Hay una diferencia esencial entre Wałęsa y los demás líderes políticos occidentales, todas esas caretas intercambiables que hoy abarrotan los periódicos y los telediarios, esas jetas de plástico y cartón piedra, esas sonrisas prefabricadas en las oficinas de publicidad y esos apretones de mano diseñados por los asesores de imagen: él es de verdad. No tiene nada que ver con esos listillos que han ascendido en el escalafón del partido pisando cabezas y lamiendo culos, esos dirigentes que nada dirigen y que nunca podrán quitarse de la cara la vergüenza de seguir siendo el chivato, el hijo de papá, el adulador, el eterno delegado de clase.
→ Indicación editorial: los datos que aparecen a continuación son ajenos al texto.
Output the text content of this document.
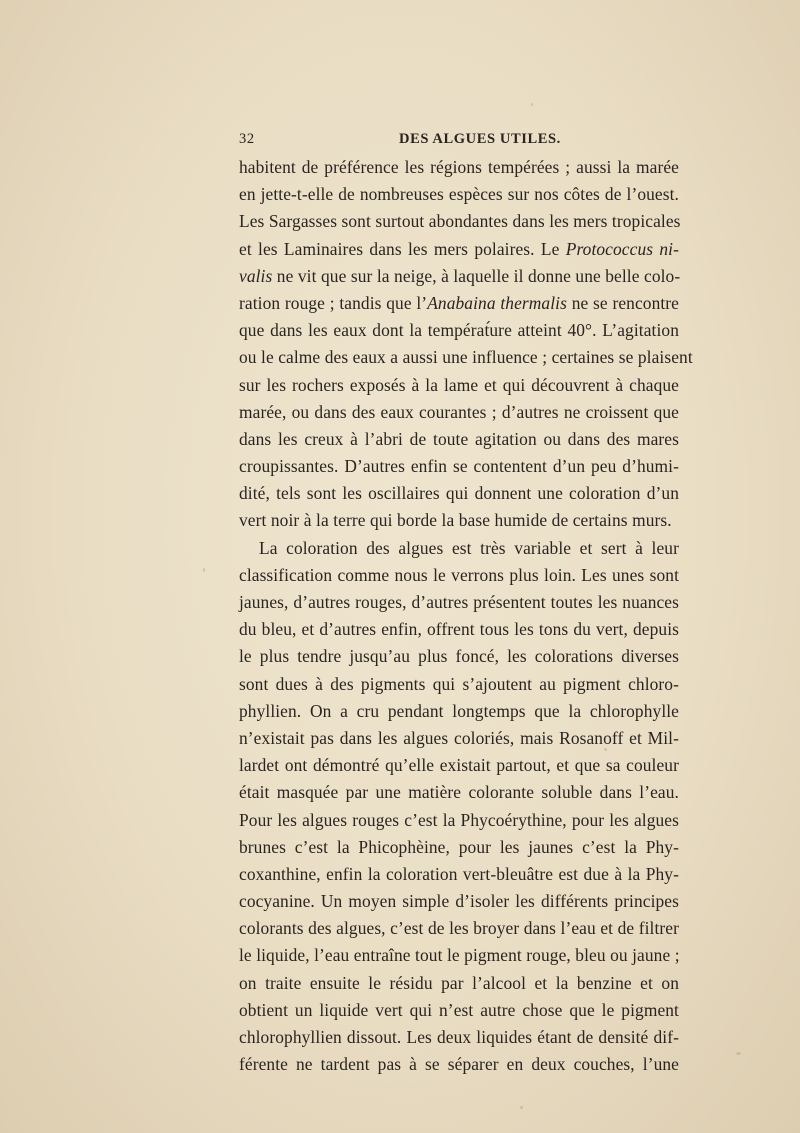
32	DES ALGUES UTILES.
habitent de préférence les régions tempérées ; aussi la marée
en jette-t-elle de nombreuses espèces sur nos côtes de l’ouest.
Les Sargasses sont surtout abondantes dans les mers tropicales
et les Laminaires dans les mers polaires. Le Protococcus ni-
valis ne vit que sur la neige, à laquelle il donne une belle colo-
ration rouge ; tandis que l’Anabaina thermalis ne se rencontre
que dans les eaux dont la températ́ure atteint 40°. L’agitation
ou le calme des eaux a aussi une influence ; certaines se plaisent
sur les rochers exposés à la lame et qui découvrent à chaque
marée, ou dans des eaux courantes ; d’autres ne croissent que
dans les creux à l’abri de toute agitation ou dans des mares
croupissantes. D’autres enfin se contentent d’un peu d’humi-
dité, tels sont les oscillaires qui donnent une coloration d’un
vert noir à la terre qui borde la base humide de certains murs.
La coloration des algues est très variable et sert à leur
classification comme nous le verrons plus loin. Les unes sont
jaunes, d’autres rouges, d’autres présentent toutes les nuances
du bleu, et d’autres enfin, offrent tous les tons du vert, depuis
le plus tendre jusqu’au plus foncé, les colorations diverses
sont dues à des pigments qui s’ajoutent au pigment chloro-
phyllien. On a cru pendant longtemps que la chlorophylle
n’existait pas dans les algues coloriés, mais Rosanoff et Mil-
lardet ont démontré qu’elle existait partout, et que sa couleur
était masquée par une matière colorante soluble dans l’eau.
Pour les algues rouges c’est la Phycoérythine, pour les algues
brunes c’est la Phicophèine, pour les jaunes c’est la Phy-
coxanthine, enfin la coloration vert-bleuâtre est due à la Phy-
cocyanine. Un moyen simple d’isoler les différents principes
colorants des algues, c’est de les broyer dans l’eau et de filtrer
le liquide, l’eau entraîne tout le pigment rouge, bleu ou jaune ;
on traite ensuite le résidu par l’alcool et la benzine et on
obtient un liquide vert qui n’est autre chose que le pigment
chlorophyllien dissout. Les deux liquides étant de densité dif-
férente ne tardent pas à se séparer en deux couches, l’une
El carisma de Wałęsa es auténtico y está hecho de una pieza. No se puede desbastar sin romperlo, igual que no se puede lijar una pieza de madera batida por el mar para convertirla en un escritorio, ni refinar una amarga cerveza de montaña para hacer vino espumoso. Los asesores de imagen no podían hacer nada por él, ni enseñarle dicción ni peinarle el bigote. Por eso mismo no resistió el desgaste del primer mandato presidencial y cayó derrotado en las segundas elecciones ante Kwaśniewski.
Hoy, en Gdańsk, cerca de la plaza de Neptuno, está la oficina de Wałęsa, primer presidente electo de la Tercera República, líder honorario de Solidaridad. Una vez pasados los primeros instantes del peligro, la patria ya no lo necesitaba: se había ganado merecidamente el descanso del guerrero, aunque él, tan terco como siempre, no quisiera reconocerlo. Porque, como Piłsudski, como Kościuszko, no era un político para tiempos de paz sino un luchador, un hombre de emergencias y de límites que supo llevar las riendas de Polonia durante el cruce de las grandes aguas.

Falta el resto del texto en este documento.